Yes, but none of those concern formatting of dts files (e.g. 8
character tabs, {} locations, spaces around '='). I think the dtc
checks code is too late in the flow to check those things, but maybe
it is possible now with the source annotations recently added now that
I think about it? My original thought was adding something at the
earlier stages with the bison/flex parsing (of which I really have no
experience with).

Rob

Good point, I mis-read Paul's email as a desire to catch errors instead
of style issues.

One possible way to see formatting style issues uses the dtx_diff
script in the Linux kernel source tree:

   scripts/dtc/dtx_diff original.dts > new.dts
   scripts/dtc/dtx_diff -f original.dts new.dts

The first command will use dtc to reformat original.dts into new.dts.

The second command will compare the original .dts to the reformatted
.dts.  Without the "-f", it may be difficult to determine which node
a changed property is in.

Due to the includes, it may be difficult to determine exactly which
source file contains any given line.  The "-T" option will add file
and line information.  "-T" will be useless on the second command,
because the file reported for original.dts will be different for
every line from the file reported for new.dts, but could be
useful to find the source in the original .dts:

   scripts/dtc/dtx_diff -T original.dts

dtx_diff uses the dtc sort option by default.  If you want the diff
to be ordered more like the original.dts, use:

   scripts/dtc/dtx_diff -u original.dts > new.dts
   scripts/dtc/dtx_diff -u -f original.dts new.dts
Right.  More generally, dtc -I dts -O dts can kind of be used as a
reformatting tool.  Now that we have type annotations it should no
longer mangle decisions about how to encode information which it would
have in the past.  It will still strip comments, however.
We came up with this idea before but comments are to important to drop
them.
Right, it's not a solution as it stands, but it might be a starting
point.

I think it's probably not practical to try to preserve comments
through the dtc run.  However, it might be reasonable to copy the dtc
bison file and make a comment preserving indenting tool.  We did
something somewhat similar for convert-dtsv0.

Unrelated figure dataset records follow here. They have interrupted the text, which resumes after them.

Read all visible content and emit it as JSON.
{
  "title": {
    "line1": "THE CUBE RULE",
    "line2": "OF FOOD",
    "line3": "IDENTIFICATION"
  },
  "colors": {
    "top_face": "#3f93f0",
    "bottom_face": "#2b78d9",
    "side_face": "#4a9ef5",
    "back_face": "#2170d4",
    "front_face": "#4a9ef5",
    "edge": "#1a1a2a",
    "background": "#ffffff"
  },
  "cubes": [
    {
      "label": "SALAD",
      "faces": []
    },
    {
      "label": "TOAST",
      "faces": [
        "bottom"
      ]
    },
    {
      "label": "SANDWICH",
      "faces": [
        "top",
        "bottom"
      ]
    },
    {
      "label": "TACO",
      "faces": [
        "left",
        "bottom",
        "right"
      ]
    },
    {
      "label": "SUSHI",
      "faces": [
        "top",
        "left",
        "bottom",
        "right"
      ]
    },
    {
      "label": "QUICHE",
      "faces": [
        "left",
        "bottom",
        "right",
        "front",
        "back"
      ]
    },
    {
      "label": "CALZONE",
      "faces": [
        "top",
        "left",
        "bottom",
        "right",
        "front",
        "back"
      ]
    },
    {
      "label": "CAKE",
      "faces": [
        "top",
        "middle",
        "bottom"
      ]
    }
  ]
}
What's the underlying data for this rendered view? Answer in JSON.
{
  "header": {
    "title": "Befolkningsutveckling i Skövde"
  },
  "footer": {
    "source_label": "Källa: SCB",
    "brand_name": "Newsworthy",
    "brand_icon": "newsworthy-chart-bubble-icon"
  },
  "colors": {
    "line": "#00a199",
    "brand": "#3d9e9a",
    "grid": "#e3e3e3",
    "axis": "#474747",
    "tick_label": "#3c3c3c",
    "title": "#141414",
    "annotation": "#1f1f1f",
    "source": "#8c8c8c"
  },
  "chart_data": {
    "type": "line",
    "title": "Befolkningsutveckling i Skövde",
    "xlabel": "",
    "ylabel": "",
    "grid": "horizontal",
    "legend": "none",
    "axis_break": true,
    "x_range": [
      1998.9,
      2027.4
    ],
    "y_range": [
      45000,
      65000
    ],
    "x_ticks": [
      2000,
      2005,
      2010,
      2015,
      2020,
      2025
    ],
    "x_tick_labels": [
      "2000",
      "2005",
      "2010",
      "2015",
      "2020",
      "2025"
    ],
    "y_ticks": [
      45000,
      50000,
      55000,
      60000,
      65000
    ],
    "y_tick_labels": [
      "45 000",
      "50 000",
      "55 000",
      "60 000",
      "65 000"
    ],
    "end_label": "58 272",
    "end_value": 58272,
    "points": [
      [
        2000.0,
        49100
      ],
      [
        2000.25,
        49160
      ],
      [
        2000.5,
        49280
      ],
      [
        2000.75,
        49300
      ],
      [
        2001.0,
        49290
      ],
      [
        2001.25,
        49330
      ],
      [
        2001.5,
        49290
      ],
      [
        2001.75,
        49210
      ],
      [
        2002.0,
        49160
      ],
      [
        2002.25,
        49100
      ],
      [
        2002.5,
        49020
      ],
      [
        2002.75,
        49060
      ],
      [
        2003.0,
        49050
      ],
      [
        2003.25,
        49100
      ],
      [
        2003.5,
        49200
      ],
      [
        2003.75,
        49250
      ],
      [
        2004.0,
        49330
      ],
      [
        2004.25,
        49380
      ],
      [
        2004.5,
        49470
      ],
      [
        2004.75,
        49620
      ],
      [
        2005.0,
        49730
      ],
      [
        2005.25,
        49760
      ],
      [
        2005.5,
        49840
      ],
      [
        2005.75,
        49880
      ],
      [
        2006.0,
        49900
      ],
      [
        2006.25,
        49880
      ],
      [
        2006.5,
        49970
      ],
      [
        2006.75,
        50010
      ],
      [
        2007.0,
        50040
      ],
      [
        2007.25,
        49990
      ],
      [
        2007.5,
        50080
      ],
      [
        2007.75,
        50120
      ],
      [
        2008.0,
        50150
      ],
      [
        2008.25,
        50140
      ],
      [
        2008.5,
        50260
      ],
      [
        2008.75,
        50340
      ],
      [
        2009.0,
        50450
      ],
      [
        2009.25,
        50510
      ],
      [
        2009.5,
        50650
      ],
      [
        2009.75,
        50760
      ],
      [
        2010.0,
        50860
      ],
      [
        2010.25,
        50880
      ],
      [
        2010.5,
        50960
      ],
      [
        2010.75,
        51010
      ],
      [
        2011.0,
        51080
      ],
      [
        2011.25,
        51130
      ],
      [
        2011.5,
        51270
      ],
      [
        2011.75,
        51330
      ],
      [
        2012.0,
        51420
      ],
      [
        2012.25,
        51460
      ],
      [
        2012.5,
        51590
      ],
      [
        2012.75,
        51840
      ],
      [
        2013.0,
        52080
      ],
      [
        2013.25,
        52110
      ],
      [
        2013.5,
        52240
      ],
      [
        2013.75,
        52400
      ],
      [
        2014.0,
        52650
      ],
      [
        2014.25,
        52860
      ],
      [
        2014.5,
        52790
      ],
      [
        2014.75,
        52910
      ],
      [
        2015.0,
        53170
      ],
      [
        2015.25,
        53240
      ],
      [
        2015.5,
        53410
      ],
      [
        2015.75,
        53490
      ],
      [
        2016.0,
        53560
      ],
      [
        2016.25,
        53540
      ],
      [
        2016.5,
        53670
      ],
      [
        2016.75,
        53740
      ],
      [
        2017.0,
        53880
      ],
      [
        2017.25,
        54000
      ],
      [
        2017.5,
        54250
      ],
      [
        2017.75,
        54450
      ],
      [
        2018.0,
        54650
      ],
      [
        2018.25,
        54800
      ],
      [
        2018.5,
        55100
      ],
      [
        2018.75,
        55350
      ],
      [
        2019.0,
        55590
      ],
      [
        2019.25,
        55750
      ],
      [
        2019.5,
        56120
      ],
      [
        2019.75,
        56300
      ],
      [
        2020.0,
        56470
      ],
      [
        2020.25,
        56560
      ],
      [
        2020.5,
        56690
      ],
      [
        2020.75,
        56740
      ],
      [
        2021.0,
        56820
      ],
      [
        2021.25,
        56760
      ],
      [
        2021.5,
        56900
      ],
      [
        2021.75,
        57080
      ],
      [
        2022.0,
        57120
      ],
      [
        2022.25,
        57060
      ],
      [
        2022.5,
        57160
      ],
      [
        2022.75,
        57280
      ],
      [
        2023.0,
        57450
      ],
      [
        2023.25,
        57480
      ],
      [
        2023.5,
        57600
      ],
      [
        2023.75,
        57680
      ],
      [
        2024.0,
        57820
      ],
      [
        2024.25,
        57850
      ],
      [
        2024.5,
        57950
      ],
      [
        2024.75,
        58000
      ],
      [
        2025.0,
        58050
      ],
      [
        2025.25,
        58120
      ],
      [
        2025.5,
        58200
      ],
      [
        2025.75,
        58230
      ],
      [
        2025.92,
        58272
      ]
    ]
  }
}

However it'd be a possibility to strip comments from the original
file, additionally convert the file back and forth and compare the
stripped original and the resulting file.
Right, that could be done now.

This should at least be enough
for automatic testing, however a local script doing real linting would
be the only real solution...
I do also wonder if the dts syntax is close enough to C that something
like "indent" or "clang-format" would kind of work on it.
I played a bit with an online tool [0] for DTS, however I failed e.g. to
have lines starting with `#` correctly indented (is this an English
word?. Apart from that, clang-format did not complain about the file format.
Ah, yeah leading # will be a problem here as it has in several other
contexts dealing with cpps.

[0]: https://zed0.co.uk/clang-format-configurator/

I played a bit around with these tools but nothing really usable came out of it. Is there any chance this get dtc doing "style" checks or should I just train clang-format to ignore anything starting with a #?